The heart of all the Vertebrates belongs originally to the hyposoma of the head, and we accordingly find it in the embryo of man and all the other Amniotes right in front on the under-side of the head; just as in the fishes it remains permanently in front of the gullet. It afterwards descends into the trunk, with the advance in the development of the neck and breast, and at last reaches the breast, between the two lungs. At first it lies symmetrically in the middle plane of the body, so that its long axis corresponds with that of the body. In most of the mammals it remains permanently in this position. But in the apes the axis begins to be oblique, and the apex of the heart to move towards the left side. The displacement is greatest in the anthropoid apes—chimpanzee, gorilla, and orang—which resemble man in this.

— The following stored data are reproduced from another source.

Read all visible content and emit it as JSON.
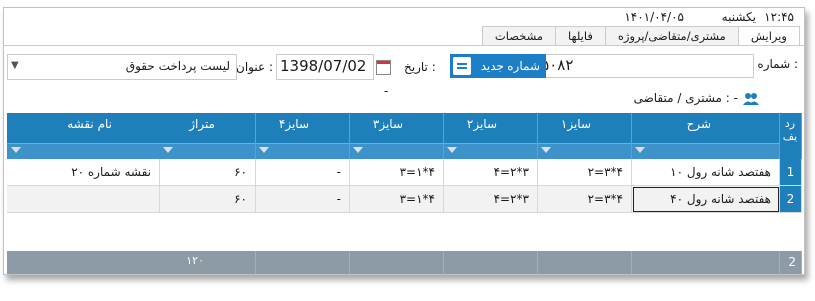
{
  "header": {
    "time": "۱۲:۴۵",
    "day": "یکشنبه",
    "date": "۱۴۰۱/۰۴/۰۵"
  },
  "tabs": [
    {
      "label": "ویرایش",
      "active": true
    },
    {
      "label": "مشتری/متقاضی/پروژه",
      "active": false
    },
    {
      "label": "فایلها",
      "active": false
    },
    {
      "label": "مشخصات",
      "active": false
    }
  ],
  "form": {
    "number_label": "شماره :",
    "number_value": "۹۸۰۵۰۸۲",
    "new_number_button": "شماره جدید",
    "date_label": "تاریخ :",
    "date_value": "1398/07/02",
    "title_label": "عنوان :",
    "title_value": "لیست پرداخت حقوق",
    "customer_label": "مشتری / متقاضی : -",
    "customer_value": "-"
  },
  "grid": {
    "columns": [
      "رد یف",
      "شرح",
      "سایز۱",
      "سایز۲",
      "سایز۳",
      "سایز۴",
      "متراژ",
      "نام نقشه"
    ],
    "rows": [
      [
        "1",
        "هفتصد شانه رول ۱۰",
        "۲=۳*۴",
        "۴=۲*۳",
        "۳=۱*۴",
        "-",
        "۶۰",
        "نقشه شماره ۲۰"
      ],
      [
        "2",
        "هفتصد شانه رول ۴۰",
        "۲=۳*۴",
        "۴=۲*۳",
        "۳=۱*۴",
        "-",
        "۶۰",
        ""
      ]
    ],
    "footer": {
      "row_count": "2",
      "metraj_total": "۱۲۰"
    }
  },
  "colors": {
    "header_blue": "#1f7fba",
    "button_blue": "#1c7ec4",
    "footer_gray": "#8d9ba6"
  }
}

As the heart of all Vertebrates is originally, in the light of phylogeny, only a local enlargement of the middle principal vein, it is in perfect accord with the biogenetic law that its first structure in the embryo is a simple spindle-shaped tube in the ventral wall of the head-gut. A thin membrane, standing vertically in the middle plane, the mesocardium, connects the ventral wall of the head-gut with the lower head-wall. As the cardiac tube extends and detaches from the gut-wall, it divides the mesocardium into an upper (dorsal) and lower (ventral) plate (usually called the mesocardium anterius and posterius in man, Fig. 379 uhg). The mesocardium divides two lateral cavities, Remak’s “neck-cavities” (Fig. 379 hh). These cavities afterwards join and form the simple pericardial cavity, and are therefore called by Kölliker the “primitive pericardial cavities.”

The double cervical cavity of the Amniotes is very interesting, both from the anatomical and the evolutionary point of view; it corresponds to a part of the hyposomites of the head of the lower Vertebrates—that part of the ventral cœlom-pouches which comes next to Van Wijhe’s “visceral cavities” below. Each of the cavities still communicates freely behind with the two cœlom-pouches of the trunk; and, just as these afterwards coalesce into a simple body-cavity (the ventral mesentery disappearing), we find the same thing happening in the head. This simple primary pericardial cavity has been well called by Gegenbaur the “head-cœloma,” and by Hertwig the “pericardial breast-cavity.” As it now encloses the heart, it may also be called cardiocœl.